ECLI:NL:HR:2001:AB0506
Hoge Raad
- Cassatie
- R.J.J. Jansen
- G.J. Zuurmond
- A.E. de Moor
- D.G. van Vliet
- P. Lourens
- Rechtspraak.nl
Cassatie over de heffing van omzetbelasting bij invoer en de onttrekking aan douaneregelingen
In deze zaak gaat het om een cassatieberoep van de Staatssecretaris van Financiën tegen een uitspraak van het Gerechtshof te Arnhem. De belanghebbende, een onderneming, was op 27 november 1995 door de Inspecteur uitgenodigd tot betaling van een bedrag aan omzetbelasting. Het bezwaar van de belanghebbende tegen deze uitnodiging werd afgewezen, waarna het Hof de uitspraak van de Inspecteur vernietigde. De Staatssecretaris ging in cassatie tegen deze beslissing van het Hof.

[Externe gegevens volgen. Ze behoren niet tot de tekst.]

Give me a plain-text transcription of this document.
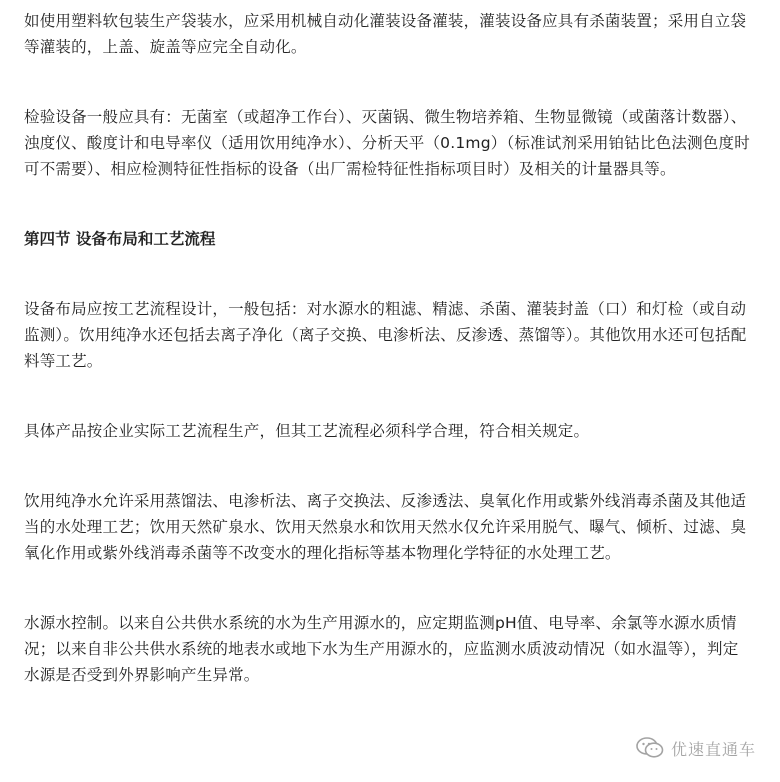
如使用塑料软包装生产袋装水，应采用机械自动化灌装设备灌装，灌装设备应具有杀菌装置；采用自立袋等灌装的，上盖、旋盖等应完全自动化。

检验设备一般应具有：无菌室（或超净工作台）、灭菌锅、微生物培养箱、生物显微镜（或菌落计数器）、浊度仪、酸度计和电导率仪（适用饮用纯净水）、分析天平（0.1mg）（标准试剂采用铂钴比色法测色度时可不需要）、相应检测特征性指标的设备（出厂需检特征性指标项目时）及相关的计量器具等。

第四节 设备布局和工艺流程

设备布局应按工艺流程设计，一般包括：对水源水的粗滤、精滤、杀菌、灌装封盖（口）和灯检（或自动监测）。饮用纯净水还包括去离子净化（离子交换、电渗析法、反渗透、蒸馏等）。其他饮用水还可包括配料等工艺。

具体产品按企业实际工艺流程生产，但其工艺流程必须科学合理，符合相关规定。

饮用纯净水允许采用蒸馏法、电渗析法、离子交换法、反渗透法、臭氧化作用或紫外线消毒杀菌及其他适当的水处理工艺；饮用天然矿泉水、饮用天然泉水和饮用天然水仅允许采用脱气、曝气、倾析、过滤、臭氧化作用或紫外线消毒杀菌等不改变水的理化指标等基本物理化学特征的水处理工艺。

水源水控制。以来自公共供水系统的水为生产用源水的，应定期监测pH值、电导率、余氯等水源水质情况；以来自非公共供水系统的地表水或地下水为生产用源水的，应监测水质波动情况（如水温等），判定水源是否受到外界影响产生异常。

优速直通车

De Hoge Raad heeft vastgesteld dat de belanghebbende op 6 oktober 1994 aangifte heeft gedaan voor extern communautair douanevervoer van melkpoeder, afkomstig uit Oost-Europa. De goederen zijn niet terugontvangen door het kantoor van vertrek, wat leidde tot een mededeling aan de belanghebbende. De Inspecteur heeft vervolgens de uitnodiging tot betaling verzonden. De belanghebbende heeft later laten onderzoeken wat er met de lading was gebeurd, en het bleek dat de melkpoeder was afgehaald en naar Frankrijk was getransporteerd.
De Hoge Raad oordeelt dat het Hof terecht heeft geoordeeld dat er in Nederland geen onttrekking aan de douaneregeling heeft plaatsgevonden. De Hoge Raad wijst erop dat de uitleg van de Inspecteur correct was en dat de argumenten van de Staatssecretaris niet opgingen. De Hoge Raad verklaart het beroep ongegrond en veroordeelt de Staatssecretaris in de proceskosten van de belanghebbende, vastgesteld op ƒ 456,50 voor beroepsmatig verleende rechtsbijstand. Dit arrest is openbaar uitgesproken op 14 maart 2001.